Things That Matter

One of the 24 Cops Awaiting Trial for Monte Massacre Has Been Killed by His Own Dog

On May 20, 2019, a 22-year-old man named Carlos Aníbal Suárez was driving in his car with four young children, all aged between 13 and 14, in the middle of the night. The car was stopped by police, who allegedly “flashed either a gun or a flashlight,” according to an article in VICE.

Suárez peeled off with the children still in tow. The police opened fire on the vehicle, leading Suárez to crash into a parked trailer, killing all but one of the passengers inside. The only survivor, 13-year-old Rocío Quagliarello, was in intensive care for weeks.

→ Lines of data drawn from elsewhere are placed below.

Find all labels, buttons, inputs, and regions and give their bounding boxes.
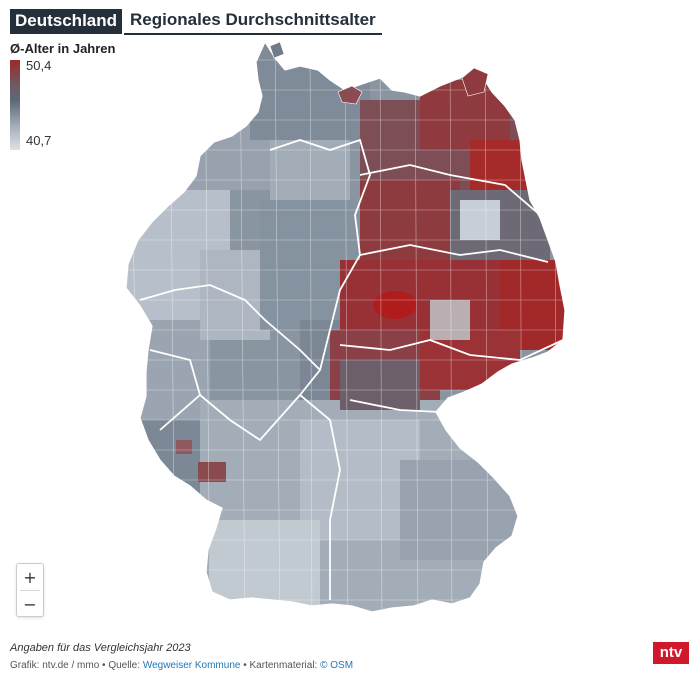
credit-mid: • Kartenmaterial:: [240, 660, 321, 671]
ntv-logo: ntv: [653, 642, 689, 664]
footnote: Angaben für das Vergleichsjahr 2023: [10, 642, 191, 654]
osm-link[interactable]: © OSM: [320, 660, 354, 671]
credit-line: Grafik: ntv.de / mmo • Quelle: Wegweiser…: [10, 660, 353, 671]
state-borders: [139, 138, 564, 600]
credit-prefix: Grafik: ntv.de / mmo • Quelle:: [10, 660, 143, 671]
island-fehmarn: [337, 85, 363, 105]
island-sylt: [269, 41, 285, 59]
legend-title: Ø-Alter in Jahren: [10, 41, 116, 56]
zoom-separator: [20, 590, 40, 591]
zoom-control: + −: [16, 563, 44, 617]
legend-color-scale: [10, 60, 20, 150]
region-tag: Deutschland: [10, 9, 123, 34]
island-ruegen: [461, 67, 489, 97]
legend-max-value: 50,4: [26, 58, 52, 73]
legend-min-value: 40,7: [26, 133, 52, 148]
zoom-in-button[interactable]: +: [17, 564, 43, 590]
districts-layer: [126, 42, 565, 612]
zoom-out-button[interactable]: −: [17, 591, 43, 617]
header: Deutschland Regionales Durchschnittsalte…: [10, 8, 382, 35]
map-title: Regionales Durchschnittsalter: [124, 8, 382, 35]
source-link[interactable]: Wegweiser Kommune: [142, 660, 241, 671]
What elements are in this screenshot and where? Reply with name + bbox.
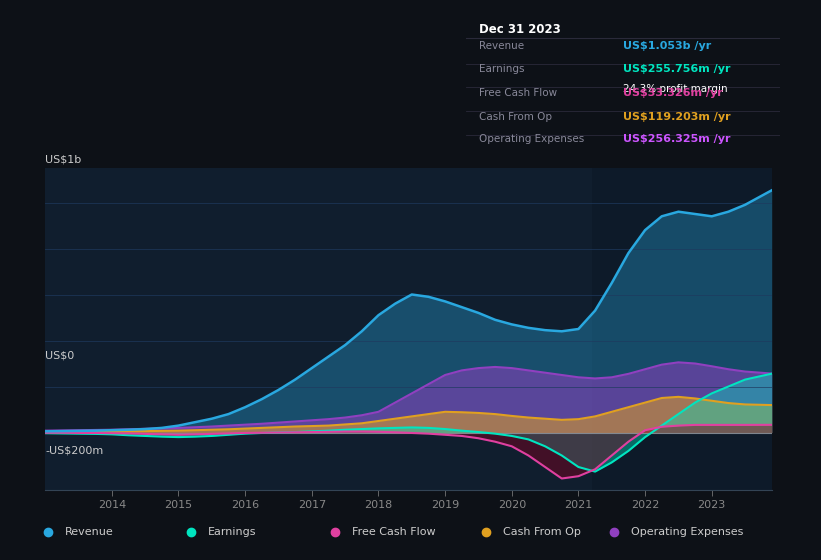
- Text: Cash From Op: Cash From Op: [502, 527, 580, 537]
- Bar: [592, 168, 772, 490]
- Text: 24.3% profit margin: 24.3% profit margin: [623, 84, 727, 94]
- Text: Earnings: Earnings: [479, 64, 525, 74]
- Text: Revenue: Revenue: [65, 527, 113, 537]
- Text: Free Cash Flow: Free Cash Flow: [351, 527, 435, 537]
- Text: Earnings: Earnings: [208, 527, 257, 537]
- Text: US$33.326m /yr: US$33.326m /yr: [623, 88, 722, 98]
- Text: Dec 31 2023: Dec 31 2023: [479, 23, 561, 36]
- Text: US$0: US$0: [45, 351, 75, 361]
- Text: Free Cash Flow: Free Cash Flow: [479, 88, 557, 98]
- Text: US$1.053b /yr: US$1.053b /yr: [623, 41, 711, 51]
- Text: US$256.325m /yr: US$256.325m /yr: [623, 134, 731, 144]
- Text: Operating Expenses: Operating Expenses: [631, 527, 744, 537]
- Text: Cash From Op: Cash From Op: [479, 112, 552, 122]
- Text: Revenue: Revenue: [479, 41, 524, 51]
- Text: Operating Expenses: Operating Expenses: [479, 134, 584, 144]
- Text: US$1b: US$1b: [45, 155, 81, 165]
- Text: US$119.203m /yr: US$119.203m /yr: [623, 112, 731, 122]
- Text: US$255.756m /yr: US$255.756m /yr: [623, 64, 731, 74]
- Text: -US$200m: -US$200m: [45, 446, 103, 456]
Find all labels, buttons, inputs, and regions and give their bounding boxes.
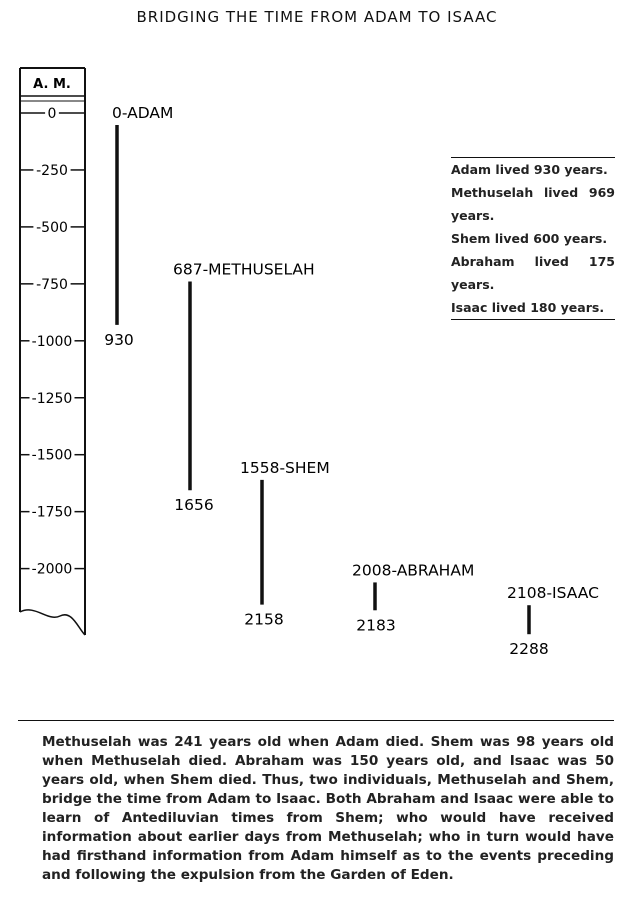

The incident was soon dubbed the “Monte Massacre,” sparking protests throughout San Miguel del Monte, which is about an hour away from Buenos Aires. The protestors called for an investigation into the incident, which was alleged to have been covered up by no less than 24 officers and police personnel.

The cover-up involved a majority of the town’s police force.

In addition to the four officers — Rubén García, Leonardo Ecilape, Manuel Monreal, and Mariano Ibáñez — involved in the shooting, another 20 are alleged to have helped with the cover-up in some form or fashion. “Prosecutors allege that there was no well-founded reason for the three officers to have engaged with the vehicle and carried out the ‘illegitimate aggression’ that led to the teenagers’ death,” says the same VICE article.

But now, one of those officers, a high-ranking official and retired local commissioner named Claudio Martínez, is dead.

Martínez, who is accused of playing a role in the attempted cover-up of the Monte Massacre, was on house arrest when he was attacked by one of his own dogs, a Rottweiler. Martínez was admitted to Hospital de Alta Complejidad de Cañuelas, where he died of injuries related to blood loss.

In her first interview since the Monte Massacre, the lone survivor had this to say about the officers: “What they caused doesn’t have a cure. The only expectation is that [those responsible] serve their sentence for the rest of their lives.”

Although Claudio Martínez will never get his day in court, there are still 23 other officers who will.